A Pictorial History of Texas Politics

If a picture tells a thousand words, then there’s countless stories to be told about Texas history.

By Laura Rice October 12, 2015 9:30 am,

The album might include photos with torn edges of people like Antonio Lopez de Santa Anna, or Lawrence “Sul” Ross, with short descriptions of their roles in the creation of Texas. It would also likely include candid images of more modern political powerhouses such as Ann Richards and George W. Bush.

That’s exactly what author and Texas political junkie Chuck Bailey has put together. “Picturing Texas Politics” tracks the state’s political history through photos from the mid-1800s to almost present-day.

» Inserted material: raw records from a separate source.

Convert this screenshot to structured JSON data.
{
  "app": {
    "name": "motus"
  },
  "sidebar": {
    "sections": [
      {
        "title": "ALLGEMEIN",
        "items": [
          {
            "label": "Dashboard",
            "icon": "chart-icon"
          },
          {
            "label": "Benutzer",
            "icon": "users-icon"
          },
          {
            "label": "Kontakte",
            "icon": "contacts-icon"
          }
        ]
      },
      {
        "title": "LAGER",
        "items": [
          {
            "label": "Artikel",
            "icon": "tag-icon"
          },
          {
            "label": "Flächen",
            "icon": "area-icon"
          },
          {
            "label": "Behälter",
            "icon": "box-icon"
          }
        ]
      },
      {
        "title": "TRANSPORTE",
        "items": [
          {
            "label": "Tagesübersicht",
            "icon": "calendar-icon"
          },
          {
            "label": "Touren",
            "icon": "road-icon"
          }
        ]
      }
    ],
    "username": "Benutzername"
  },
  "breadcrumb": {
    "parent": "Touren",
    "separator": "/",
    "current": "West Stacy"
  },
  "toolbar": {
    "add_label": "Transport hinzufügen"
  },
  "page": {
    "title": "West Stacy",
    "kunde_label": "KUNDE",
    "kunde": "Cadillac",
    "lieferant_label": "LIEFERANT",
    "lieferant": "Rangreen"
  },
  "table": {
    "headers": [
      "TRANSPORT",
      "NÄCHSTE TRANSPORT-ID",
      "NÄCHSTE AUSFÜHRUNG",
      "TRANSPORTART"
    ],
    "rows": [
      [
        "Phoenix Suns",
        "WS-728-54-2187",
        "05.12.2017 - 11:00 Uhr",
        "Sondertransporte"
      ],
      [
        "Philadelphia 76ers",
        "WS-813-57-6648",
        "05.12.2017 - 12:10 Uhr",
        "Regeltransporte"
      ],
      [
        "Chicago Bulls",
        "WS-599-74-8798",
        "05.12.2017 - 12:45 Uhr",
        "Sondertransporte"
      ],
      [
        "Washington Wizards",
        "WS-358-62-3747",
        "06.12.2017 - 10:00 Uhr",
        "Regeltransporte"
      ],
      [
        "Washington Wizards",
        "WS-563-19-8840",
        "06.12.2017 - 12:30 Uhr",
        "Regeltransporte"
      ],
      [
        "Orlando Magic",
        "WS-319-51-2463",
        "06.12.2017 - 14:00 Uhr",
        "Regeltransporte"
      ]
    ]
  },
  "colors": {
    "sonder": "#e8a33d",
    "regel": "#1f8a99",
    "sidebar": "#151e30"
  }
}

It wasn’t until the modern era, the 1940s or so, that you actually see politicians embracing photography as a tool used in politics. Bailey includes in the book a picture of Franklin D. Roosevelt shaking hands with Lyndon B. Johnson. But, unlike the famous version of the photo, there’s someone in-between them.

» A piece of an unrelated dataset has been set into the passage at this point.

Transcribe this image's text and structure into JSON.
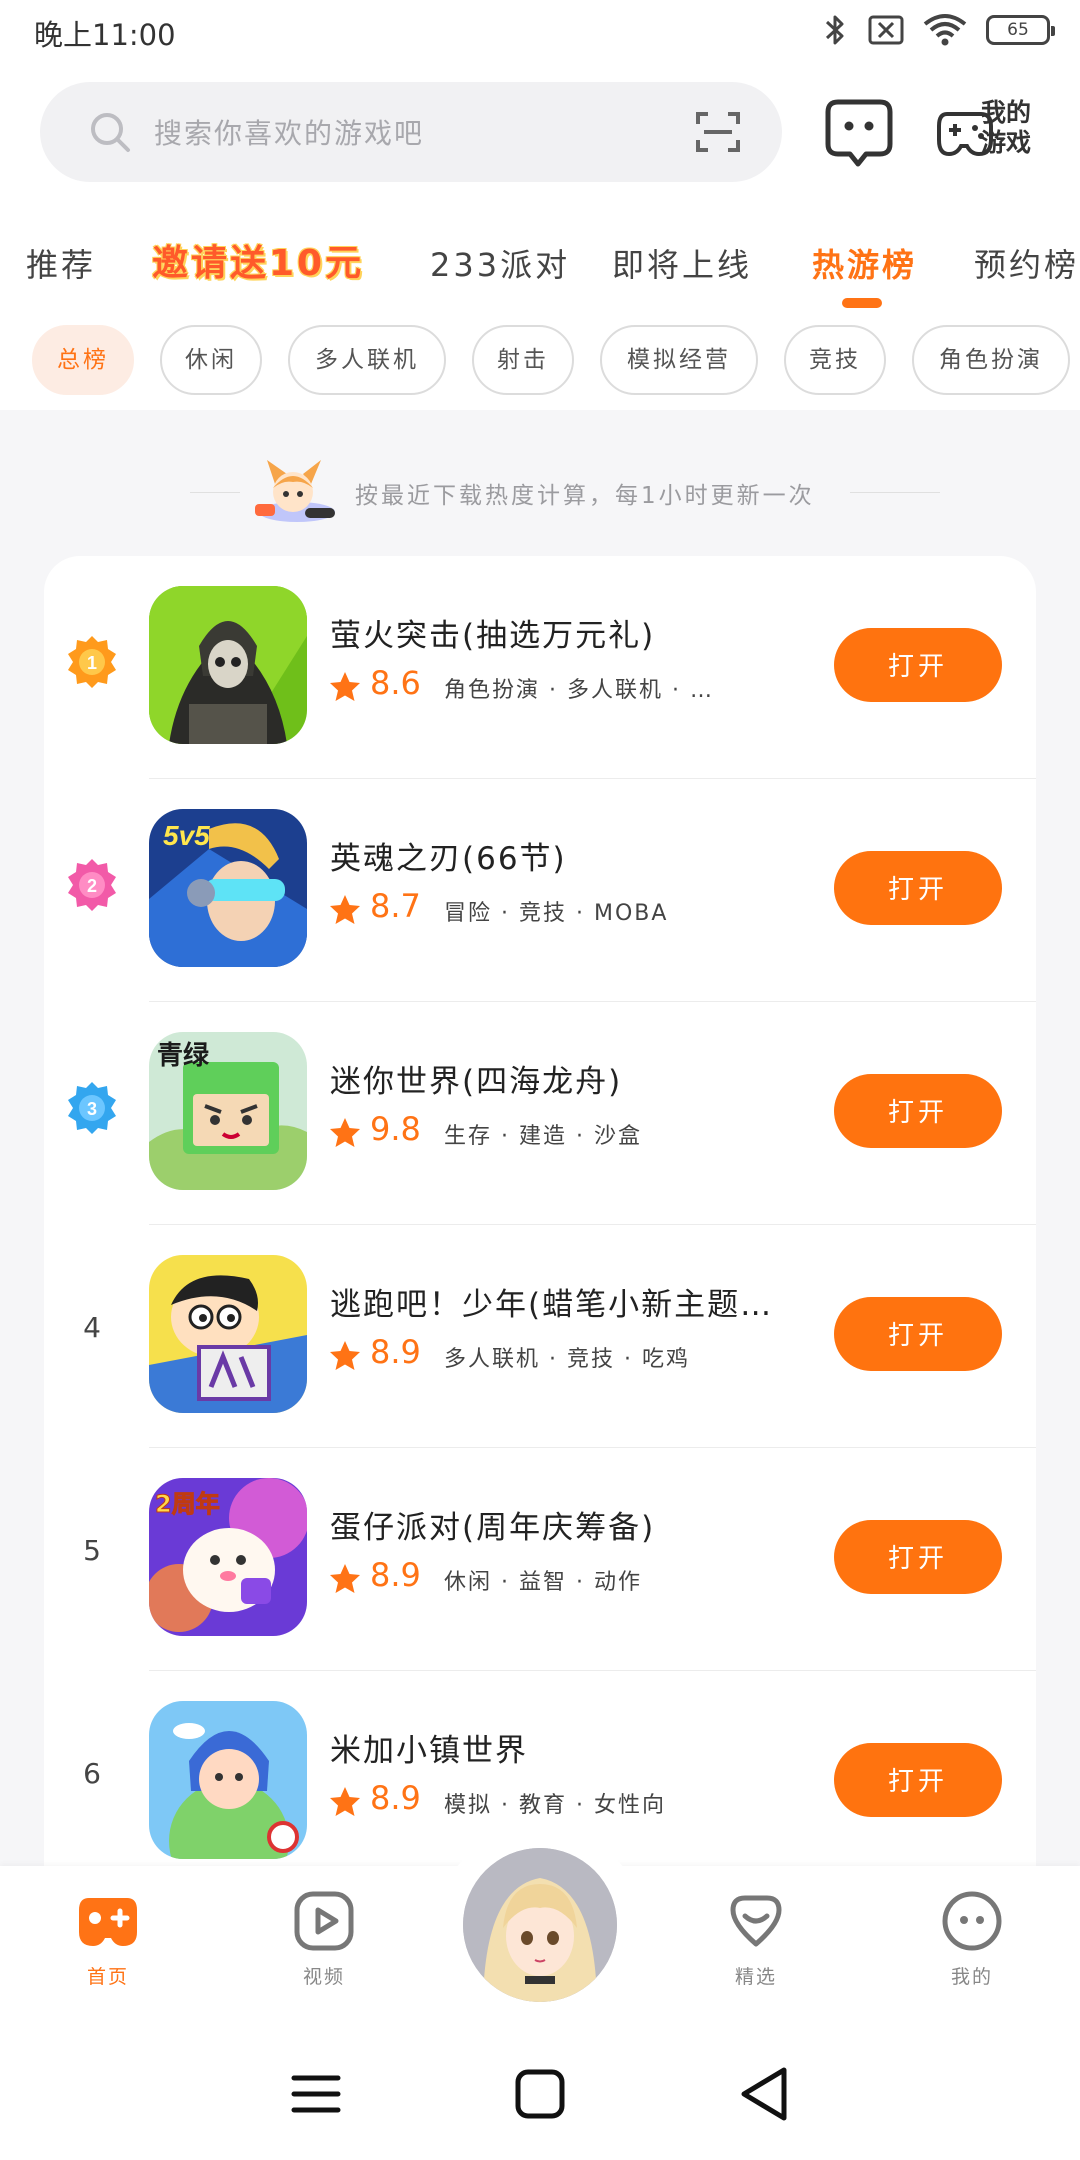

Bailey says when LBJ was running for the U.S. Senate in the 1941 special election, he wanted FDR’s support. “He had a picture made with FDR and Governor Jimmy Allred was in-between the two of them,” he says. “When the actual advertising for the campaign came out, Governor Allred was gone, and they just had Lyndon shaking hands with Franklin Roosevelt.”

Bailey says his favorite photo in the book is also an LBJ one: he’s sitting in a meeting in Fort Worth at the Blackstone Hotel in 1948, when he was running for the Senate against Coke Stevenson. “It was the landslide Lyndon election,” Bailey says.

“In that picture the state democratic executive committee are counting votes and Lyndon is literally on the edge of his seat watching those votes being counted,” he says. “I just love that photo.”

University of Texas

Gov. Ann Richards and Lt. Gov. Bob Bullock had a love-hate relationship as this photo, circa 1991-93, clearly shows.